In one sense, return values should have the opposite behavior of input parameters: It's best to return the most specific applicable collection interface rather than the most general. For example, if you're sure that you'll always return a SortedMap
, you should give the relevant method the return type of SortedMap
rather than Map
. SortedMap
instances are more time-consuming to build than ordinary Map
instances and are also more powerful. Given that your module has already invested the time to build a SortedMap
, it makes good sense to give the user access to its increased power. Furthermore, the user will be able to pass the returned object to methods that demand a SortedMap
, as well as those that accept any Map
.
Legacy APIs
There are currently plenty of APIs out there that define their own ad hoc collection types. While this is unfortunate, it's a fact of life, given that there was no Collections Framework in the first two major releases of the Java platform. Suppose you own one of these APIs; here's what you can do about it.
If possible, retrofit your legacy collection type to implement one of the standard collection interfaces. Then all the collections you return will interoperate smoothly with other collection-based APIs. If this is impossible (for example, because one or more of the preexisting type signatures conflict with the standard collection interfaces),define an adapter class that wraps one of your legacy collections objects, allowing it to function as a standard collection. (The Adapter
class is an example of a custom implementation.)

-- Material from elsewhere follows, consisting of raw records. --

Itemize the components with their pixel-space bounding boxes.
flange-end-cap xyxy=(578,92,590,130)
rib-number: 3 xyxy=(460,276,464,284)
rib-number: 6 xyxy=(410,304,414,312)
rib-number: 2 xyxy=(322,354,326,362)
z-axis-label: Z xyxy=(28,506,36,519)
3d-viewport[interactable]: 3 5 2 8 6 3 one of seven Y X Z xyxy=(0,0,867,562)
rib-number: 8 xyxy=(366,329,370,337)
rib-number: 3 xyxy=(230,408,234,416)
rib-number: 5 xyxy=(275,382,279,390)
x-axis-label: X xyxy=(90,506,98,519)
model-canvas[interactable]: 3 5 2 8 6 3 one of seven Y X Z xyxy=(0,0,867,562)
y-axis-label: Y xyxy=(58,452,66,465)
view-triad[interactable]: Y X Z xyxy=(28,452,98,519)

Retrofit your API with new calls that follow the input guidelines to accept objects of a standard collection interface, if possible. Such calls can coexist with the calls that take the legacy collection type. If this is impossible, provide a constructor or static factory for your legacy type that takes an object of one of the standard interfaces and returns a legacy collection containing the same elements (or mappings). Either of these approaches will allow users to pass arbitrary collections into your API.